The methodological controversy surrounding ordinal outcome data has posed a distinct challenge to the conceptualization, design, and conduct of research in the social and behavioral sciences for more than 75 years. Accordingly, this study sought to supply a comprehensive and multidisciplinary perspective of the debate and in so doing lay the necessary foundation for proposing practical guidance to education researchers. A systematic review was undertaken with selection criteria aimed at assembling sources comprising a substantial discussion of both the measurement and analysis of ordinal outcome data as well as the controversy surrounding ordinal outcome data. A total of 77 peer-reviewed and published journal articles were obtained by this method. An additional 11 sources covering broad statistical topics were also referenced to provide an encompassing description of the intellectual landscape of ordinal methodology.
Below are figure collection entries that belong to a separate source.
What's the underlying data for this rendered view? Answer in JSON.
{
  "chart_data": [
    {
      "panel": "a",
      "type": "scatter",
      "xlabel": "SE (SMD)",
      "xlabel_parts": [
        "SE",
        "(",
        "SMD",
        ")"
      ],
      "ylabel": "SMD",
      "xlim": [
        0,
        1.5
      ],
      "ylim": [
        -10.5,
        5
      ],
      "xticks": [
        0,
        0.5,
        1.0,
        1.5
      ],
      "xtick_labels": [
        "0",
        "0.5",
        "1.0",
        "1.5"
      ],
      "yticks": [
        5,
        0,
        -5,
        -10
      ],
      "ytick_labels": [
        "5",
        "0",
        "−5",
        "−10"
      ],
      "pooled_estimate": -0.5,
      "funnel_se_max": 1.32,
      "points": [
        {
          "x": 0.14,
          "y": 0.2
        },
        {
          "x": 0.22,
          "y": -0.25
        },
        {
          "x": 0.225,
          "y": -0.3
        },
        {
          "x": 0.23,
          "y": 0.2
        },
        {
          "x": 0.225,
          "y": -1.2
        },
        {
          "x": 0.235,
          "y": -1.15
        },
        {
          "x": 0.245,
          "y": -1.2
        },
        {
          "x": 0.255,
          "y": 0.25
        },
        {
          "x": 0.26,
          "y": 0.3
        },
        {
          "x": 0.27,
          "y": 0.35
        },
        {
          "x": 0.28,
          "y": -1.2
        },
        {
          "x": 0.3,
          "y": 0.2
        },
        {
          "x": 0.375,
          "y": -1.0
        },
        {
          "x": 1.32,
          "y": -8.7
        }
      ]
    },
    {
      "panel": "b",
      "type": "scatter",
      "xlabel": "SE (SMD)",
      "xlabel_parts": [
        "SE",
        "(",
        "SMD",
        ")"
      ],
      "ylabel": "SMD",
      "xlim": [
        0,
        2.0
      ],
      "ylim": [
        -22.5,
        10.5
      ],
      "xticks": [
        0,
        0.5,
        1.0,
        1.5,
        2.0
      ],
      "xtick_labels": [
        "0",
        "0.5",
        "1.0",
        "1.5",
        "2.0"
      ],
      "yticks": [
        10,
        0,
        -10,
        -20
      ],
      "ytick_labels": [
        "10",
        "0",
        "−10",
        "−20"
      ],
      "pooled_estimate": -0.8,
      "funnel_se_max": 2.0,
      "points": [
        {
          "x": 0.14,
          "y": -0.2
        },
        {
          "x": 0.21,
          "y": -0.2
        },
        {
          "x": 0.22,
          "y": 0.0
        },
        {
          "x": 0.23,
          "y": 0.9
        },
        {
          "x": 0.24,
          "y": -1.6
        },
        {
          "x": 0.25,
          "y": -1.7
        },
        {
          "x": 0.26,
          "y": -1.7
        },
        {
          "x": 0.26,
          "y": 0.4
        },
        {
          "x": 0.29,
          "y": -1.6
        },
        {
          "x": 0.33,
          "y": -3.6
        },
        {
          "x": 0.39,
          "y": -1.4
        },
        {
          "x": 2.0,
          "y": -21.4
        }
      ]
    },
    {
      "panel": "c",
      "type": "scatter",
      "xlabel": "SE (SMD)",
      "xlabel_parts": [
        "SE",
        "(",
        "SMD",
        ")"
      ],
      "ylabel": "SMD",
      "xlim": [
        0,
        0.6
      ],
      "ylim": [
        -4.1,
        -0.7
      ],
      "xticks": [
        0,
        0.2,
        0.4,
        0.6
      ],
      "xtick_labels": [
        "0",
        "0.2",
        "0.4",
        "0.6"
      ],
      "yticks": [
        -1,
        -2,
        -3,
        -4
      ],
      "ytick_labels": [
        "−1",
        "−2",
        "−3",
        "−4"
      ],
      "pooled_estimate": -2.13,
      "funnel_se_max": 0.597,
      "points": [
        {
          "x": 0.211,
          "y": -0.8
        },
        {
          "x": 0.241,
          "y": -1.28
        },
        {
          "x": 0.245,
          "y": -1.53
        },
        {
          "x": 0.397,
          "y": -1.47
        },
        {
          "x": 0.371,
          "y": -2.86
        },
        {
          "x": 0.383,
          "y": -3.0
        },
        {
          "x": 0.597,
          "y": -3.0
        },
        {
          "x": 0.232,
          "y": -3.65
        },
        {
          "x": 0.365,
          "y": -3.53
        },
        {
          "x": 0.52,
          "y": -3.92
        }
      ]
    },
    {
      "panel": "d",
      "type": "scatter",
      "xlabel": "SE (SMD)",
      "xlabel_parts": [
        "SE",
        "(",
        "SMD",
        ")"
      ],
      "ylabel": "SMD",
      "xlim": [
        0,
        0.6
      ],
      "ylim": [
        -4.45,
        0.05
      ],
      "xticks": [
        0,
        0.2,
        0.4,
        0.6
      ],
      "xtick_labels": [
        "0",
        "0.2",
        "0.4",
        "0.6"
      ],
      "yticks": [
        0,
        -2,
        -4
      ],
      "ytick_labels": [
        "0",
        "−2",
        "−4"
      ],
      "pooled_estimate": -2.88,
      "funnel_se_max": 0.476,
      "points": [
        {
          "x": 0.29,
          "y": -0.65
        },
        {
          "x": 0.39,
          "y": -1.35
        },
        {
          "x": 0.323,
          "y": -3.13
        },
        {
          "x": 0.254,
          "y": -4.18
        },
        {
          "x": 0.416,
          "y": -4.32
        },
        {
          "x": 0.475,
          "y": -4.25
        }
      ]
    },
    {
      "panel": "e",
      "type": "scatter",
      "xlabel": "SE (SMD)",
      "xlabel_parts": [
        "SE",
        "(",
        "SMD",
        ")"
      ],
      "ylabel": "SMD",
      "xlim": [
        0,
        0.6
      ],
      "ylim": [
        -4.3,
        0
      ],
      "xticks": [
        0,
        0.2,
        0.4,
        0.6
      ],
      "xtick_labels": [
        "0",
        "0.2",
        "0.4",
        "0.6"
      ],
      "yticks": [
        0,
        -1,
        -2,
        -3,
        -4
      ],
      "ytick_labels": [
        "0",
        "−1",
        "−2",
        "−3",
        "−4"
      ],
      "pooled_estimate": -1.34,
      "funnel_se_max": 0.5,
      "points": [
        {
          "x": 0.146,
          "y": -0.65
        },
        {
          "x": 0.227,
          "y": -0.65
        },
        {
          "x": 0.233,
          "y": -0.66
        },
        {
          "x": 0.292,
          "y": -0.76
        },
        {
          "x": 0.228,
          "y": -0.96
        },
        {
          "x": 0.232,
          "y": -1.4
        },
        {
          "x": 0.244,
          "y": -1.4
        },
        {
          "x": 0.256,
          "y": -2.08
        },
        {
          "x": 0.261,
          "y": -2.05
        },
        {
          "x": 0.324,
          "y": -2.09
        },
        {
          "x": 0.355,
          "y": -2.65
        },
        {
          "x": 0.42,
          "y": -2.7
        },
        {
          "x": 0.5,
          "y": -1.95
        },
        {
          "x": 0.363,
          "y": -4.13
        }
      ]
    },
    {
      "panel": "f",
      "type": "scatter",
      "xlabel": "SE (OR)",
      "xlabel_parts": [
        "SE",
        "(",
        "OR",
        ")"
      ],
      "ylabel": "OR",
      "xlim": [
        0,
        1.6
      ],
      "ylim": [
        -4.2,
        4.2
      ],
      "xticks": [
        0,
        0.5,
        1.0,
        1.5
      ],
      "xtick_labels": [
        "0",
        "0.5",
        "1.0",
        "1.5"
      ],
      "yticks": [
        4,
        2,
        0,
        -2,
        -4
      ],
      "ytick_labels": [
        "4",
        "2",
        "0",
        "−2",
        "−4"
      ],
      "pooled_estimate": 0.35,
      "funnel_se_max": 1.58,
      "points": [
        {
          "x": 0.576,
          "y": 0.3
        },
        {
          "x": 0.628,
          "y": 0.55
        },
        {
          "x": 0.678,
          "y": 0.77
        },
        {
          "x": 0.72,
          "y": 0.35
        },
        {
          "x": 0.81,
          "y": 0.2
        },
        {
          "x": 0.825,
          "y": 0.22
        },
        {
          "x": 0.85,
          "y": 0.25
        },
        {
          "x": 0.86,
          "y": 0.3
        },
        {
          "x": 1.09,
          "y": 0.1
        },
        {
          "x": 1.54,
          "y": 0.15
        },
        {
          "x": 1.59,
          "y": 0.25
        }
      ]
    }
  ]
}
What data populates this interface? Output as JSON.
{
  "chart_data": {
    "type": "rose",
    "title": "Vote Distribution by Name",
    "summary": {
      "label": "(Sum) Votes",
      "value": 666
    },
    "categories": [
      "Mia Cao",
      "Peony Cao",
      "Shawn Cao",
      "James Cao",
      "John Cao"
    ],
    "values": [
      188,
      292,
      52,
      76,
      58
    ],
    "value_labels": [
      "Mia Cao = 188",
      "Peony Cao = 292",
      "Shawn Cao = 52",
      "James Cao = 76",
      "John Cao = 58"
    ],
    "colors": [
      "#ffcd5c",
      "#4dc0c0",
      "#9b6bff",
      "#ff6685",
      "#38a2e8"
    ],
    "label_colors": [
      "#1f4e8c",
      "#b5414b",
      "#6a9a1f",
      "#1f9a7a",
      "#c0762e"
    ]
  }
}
Results showed that methodological purism, methodological pragmatism, and latent variable modeling all have merit when making decisions about how to analyze ordinal outcome data. This suggests that the intended use and stakes tied to research studies can be relied upon to direct analytic choices looking to balance rigor with realism. Irrespective of the approach, sensitivity analyses and more conservative significance levels are recommended in the absence of a clear-cut direction.

 

Key words: Quantitative methodology, data analysis, statistics, ordinal data, education.